Longing in its purity is divine, longing when it longs for nothing is divine. The moment an object of longing arises, it becomes mundane. Longing is a pure fire that purifies, longing is a smokeless fire, a smokeless flame. But the moment it becomes attached to any object whatsoever: worldly, otherworldly; money, meditation, God, nirvana, it doesn’t matter – any object, and the longing is no longer pure. It is contaminated by the object. Then the object becomes more important than the longing itself. Then the longing is only a means, it is no longer the end in itself.

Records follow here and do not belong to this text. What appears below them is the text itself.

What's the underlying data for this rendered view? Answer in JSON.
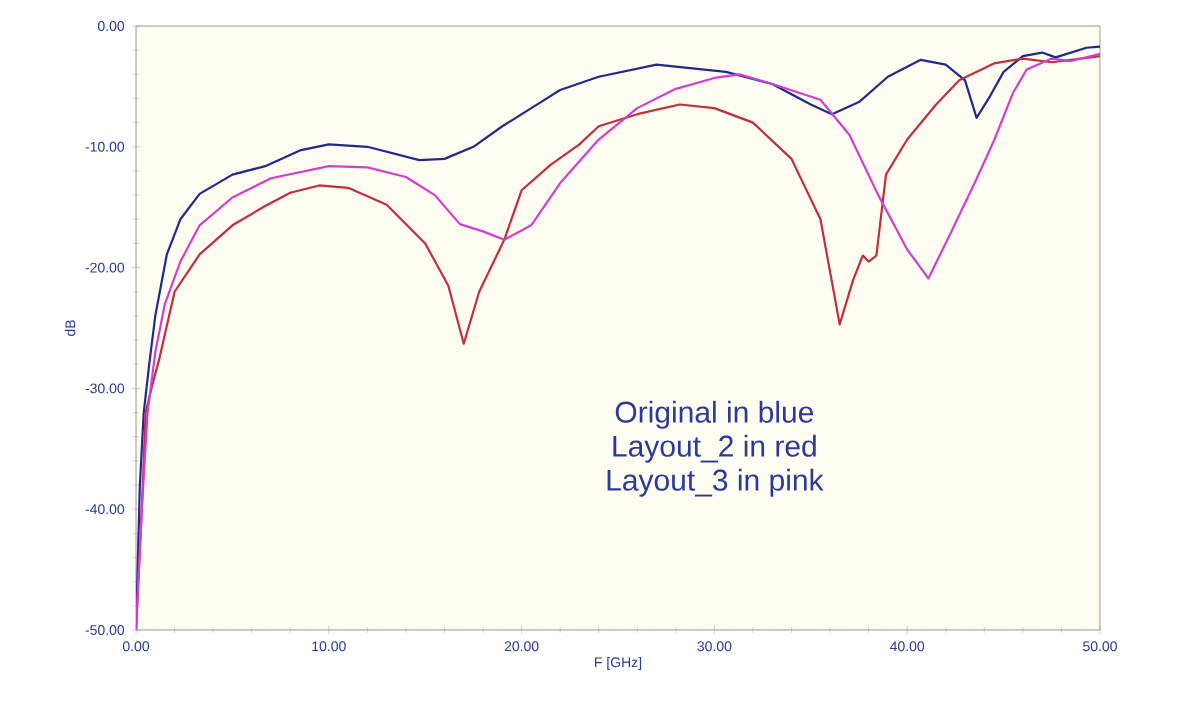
{
  "chart_data": {
    "type": "line",
    "xlabel": "F [GHz]",
    "ylabel": "dB",
    "xlim": [
      0,
      50
    ],
    "ylim": [
      -50,
      0
    ],
    "xticks": [
      {
        "value": 0,
        "label": "0.00"
      },
      {
        "value": 10,
        "label": "10.00"
      },
      {
        "value": 20,
        "label": "20.00"
      },
      {
        "value": 30,
        "label": "30.00"
      },
      {
        "value": 40,
        "label": "40.00"
      },
      {
        "value": 50,
        "label": "50.00"
      }
    ],
    "yticks": [
      {
        "value": -50,
        "label": "-50.00"
      },
      {
        "value": -40,
        "label": "-40.00"
      },
      {
        "value": -30,
        "label": "-30.00"
      },
      {
        "value": -20,
        "label": "-20.00"
      },
      {
        "value": -10,
        "label": "-10.00"
      },
      {
        "value": 0,
        "label": "0.00"
      }
    ],
    "annotations": [
      "Original in blue",
      "Layout_2 in red",
      "Layout_3 in pink"
    ],
    "series": [
      {
        "color": "#1f2a8c",
        "x": [
          0,
          0.2,
          0.4,
          0.7,
          1.0,
          1.6,
          2.3,
          3.3,
          5,
          6.7,
          8.5,
          10,
          12,
          14.7,
          16,
          17.5,
          19,
          21,
          22,
          24,
          27,
          30.6,
          33,
          35,
          36.1,
          37.5,
          39,
          40.7,
          42,
          43,
          43.6,
          44.3,
          45,
          46,
          47,
          47.7,
          48.5,
          49.3,
          50
        ],
        "values": [
          -50,
          -38,
          -32,
          -27.8,
          -24,
          -18.9,
          -16,
          -13.9,
          -12.3,
          -11.6,
          -10.3,
          -9.8,
          -10,
          -11.1,
          -11,
          -10,
          -8.3,
          -6.3,
          -5.3,
          -4.2,
          -3.2,
          -3.8,
          -4.8,
          -6.5,
          -7.3,
          -6.3,
          -4.2,
          -2.8,
          -3.2,
          -4.5,
          -7.6,
          -5.8,
          -3.8,
          -2.5,
          -2.2,
          -2.6,
          -2.2,
          -1.8,
          -1.7
        ]
      },
      {
        "color": "#c0303a",
        "x": [
          0,
          0.3,
          0.5,
          0.8,
          1.2,
          2,
          3.3,
          5,
          6.7,
          8,
          9.5,
          11,
          13,
          15,
          16.2,
          17,
          17.8,
          19.1,
          20,
          21.5,
          23,
          24,
          26,
          28.2,
          30,
          32,
          34,
          35.5,
          36.5,
          37.2,
          37.7,
          38,
          38.4,
          38.9,
          40,
          41.5,
          42.7,
          44.5,
          46,
          47.5,
          48.5,
          50
        ],
        "values": [
          -50,
          -40,
          -32,
          -30,
          -27.6,
          -22,
          -18.9,
          -16.5,
          -14.9,
          -13.8,
          -13.2,
          -13.4,
          -14.8,
          -18,
          -21.5,
          -26.3,
          -22,
          -17.7,
          -13.6,
          -11.5,
          -9.8,
          -8.3,
          -7.3,
          -6.5,
          -6.8,
          -8,
          -11,
          -16,
          -24.7,
          -21,
          -19,
          -19.5,
          -19,
          -12.3,
          -9.4,
          -6.5,
          -4.5,
          -3.1,
          -2.7,
          -3,
          -2.8,
          -2.5
        ]
      },
      {
        "color": "#d040d0",
        "x": [
          0,
          0.3,
          0.6,
          1,
          1.5,
          2.3,
          3.3,
          5,
          7,
          10,
          12,
          14,
          15.5,
          16.8,
          18,
          19.1,
          20.5,
          22,
          24,
          26,
          28,
          30,
          31.3,
          33,
          35.5,
          37,
          38.5,
          40,
          41.1,
          42.3,
          43.5,
          44.5,
          45.5,
          46.2,
          47.5,
          48.5,
          50
        ],
        "values": [
          -50,
          -40,
          -32,
          -27,
          -23,
          -19.5,
          -16.5,
          -14.2,
          -12.6,
          -11.6,
          -11.7,
          -12.5,
          -14,
          -16.4,
          -17,
          -17.7,
          -16.5,
          -13,
          -9.4,
          -6.8,
          -5.2,
          -4.3,
          -4,
          -4.8,
          -6.1,
          -9,
          -14,
          -18.5,
          -20.9,
          -17,
          -13,
          -9.5,
          -5.5,
          -3.6,
          -2.7,
          -2.9,
          -2.3
        ]
      }
    ]
  }
}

And the whole effort of sannyas is to help you drop all objects of longing. Longing will not disappear – in fact, the more objects are dropped, the more intense, the more total the longing will become, because the energy involved in the objects will be released. And there comes a moment when one is simply thirsty – not thirsty for something, but just simply thirsty. Hungry – not hungry for something, just a pure fire of longing. And that very pure fire consumes you, reduces you to ashes. And out of that, something new is born.
This is the meaning of the parable of the phoenix, this is the significance of the parable of the phoenix. The bird dies in a fire that arises within his own being, is consumed by it, disappears into it, and then is resurrected.
And this is the meaning of Jesus’ resurrection too: his dying on the cross and being reborn. Jesus says again and again, “Unless ye are born again, ye will not be able to enter into my kingdom of God.”
But how to be born again unless you die first? An ultimate death has to precede it before the ultimate birth can happen.
I can understand your confusion – because on the one hand I say, “Longing is in and of itself divine.” I repeat it again, it is so. And there is no contradiction when I say that all desiring, even for God, is mundane and not spiritual. Longing is divine. Long for, and you have fallen. This is the original fall. You have lost the purity, the virginity of longing; it has become muddy, it has fallen on the earth, its wings are cut.
There is no contradiction in these two statements. Whenever you find a contradiction in my statements make it a point to meditate over them, because essentially there cannot be a contradiction. Apparently there may be, but now you have to start doing some homework too.